Significantly, these recent immigrants pay income taxes that are only 54 per cent of the national average. Because of their low incomes, they also pay less than the average in other taxes. At the same time, these immigrants are entitled to all of Canada’s generous social programs and enjoy the benefits of the country’s spending on infrastructure and security.
In our paper Fiscal Transfers to Immigrants in Canada: Responding to Critics and a Revised Estimate, my co-author Patrick Grady and I estimated that the average new recent immigrant is imposing a fiscal burden on Canadians of about $6,000 annually as they use that much more in government services than they pay in taxes. The total fiscal burden in 2012 was around $20-billion for immigrants who arrived between 1987 and 2011.
This fiscal burden will never be repaid. The 2005 employment income of the sons of second-generation visible-minority immigrants (where one or both parents were born abroad), was only two-thirds of non-immigrant Canadians. Third and later generations will most likely have the same average incomes as other Canadians and thus will never pay enough taxes to compensate for the fiscal shortfall recorded by their parents.
Reforms of the present immigrant selection policies are needed to prevent a growing future fiscal burden. Immigration Minister Jason Kenney has begun this process.
One of the most important changes is giving preference to applicants who have a pre-arranged employment contract for work in Canada. Patrick Grady and I recommended this change because it would relieve civil servants of the responsibility of selecting immigrants on the basis of information that by its very nature is imperfect and would allow employers to make the initial decision as to which applicants have the needed occupational and language skills to earn their pay and become economically successful Canadians.
Limited experience with this prearranged job-offer criterion, which provincial governments have also embraced enthusiastically, shows much promise. It is time to use job offers as the main criterion for the admission of all skilled immigrants, who may be accompanied by their immediate family members.

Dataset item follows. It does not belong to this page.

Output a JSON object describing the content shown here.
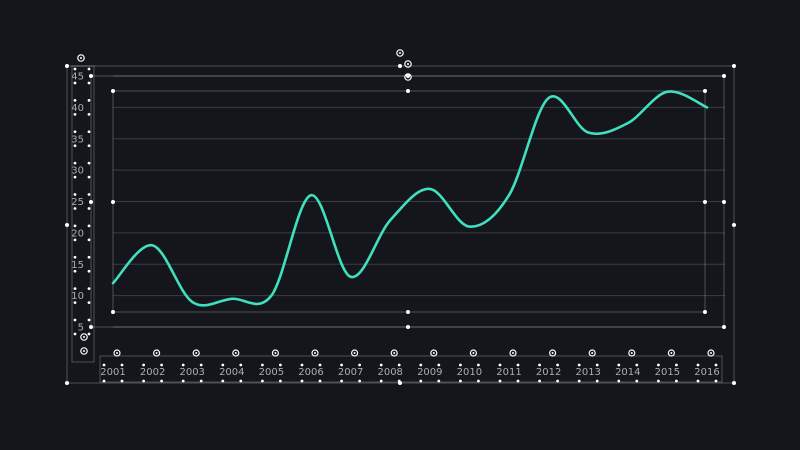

The successful operation of this system will require a quick approval process and continued government involvement in its administration and the screening of immigrants to protect public security and health. Adequate resources must be devoted to monitor the income tax returns of immigrants to make sure they are indeed paid the amount promised in the employment contract and that they have not become unemployed for prolonged periods.
The avoidance of the fiscal burden also requires that the immigrants’ prearranged contract offers pay equal to at least the average income of Canadians. This condition is needed to prevent a flood of low-skilled immigrants with little earnings capacity who would not pay enough taxes to cover the cost of the public social programs to which they are entitled.
The proposed policy would not only stop the growth of the fiscal burden but would solve two problems associated with the present system. It would make the number of immigrants responsive to business-cycle conditions and would determine how many immigrants are allowed to enter Canada annually.
This number would no longer be the result of arbitrary decisions driven by politicians, bureaucrats and special interest groups but would be determined by labour market conditions and thus better serve the needs of the economy and all Canadians.
Herbert Grubel is a professor emeritus of economics at Simon Fraser University and a senior fellow with the Fraser Institute.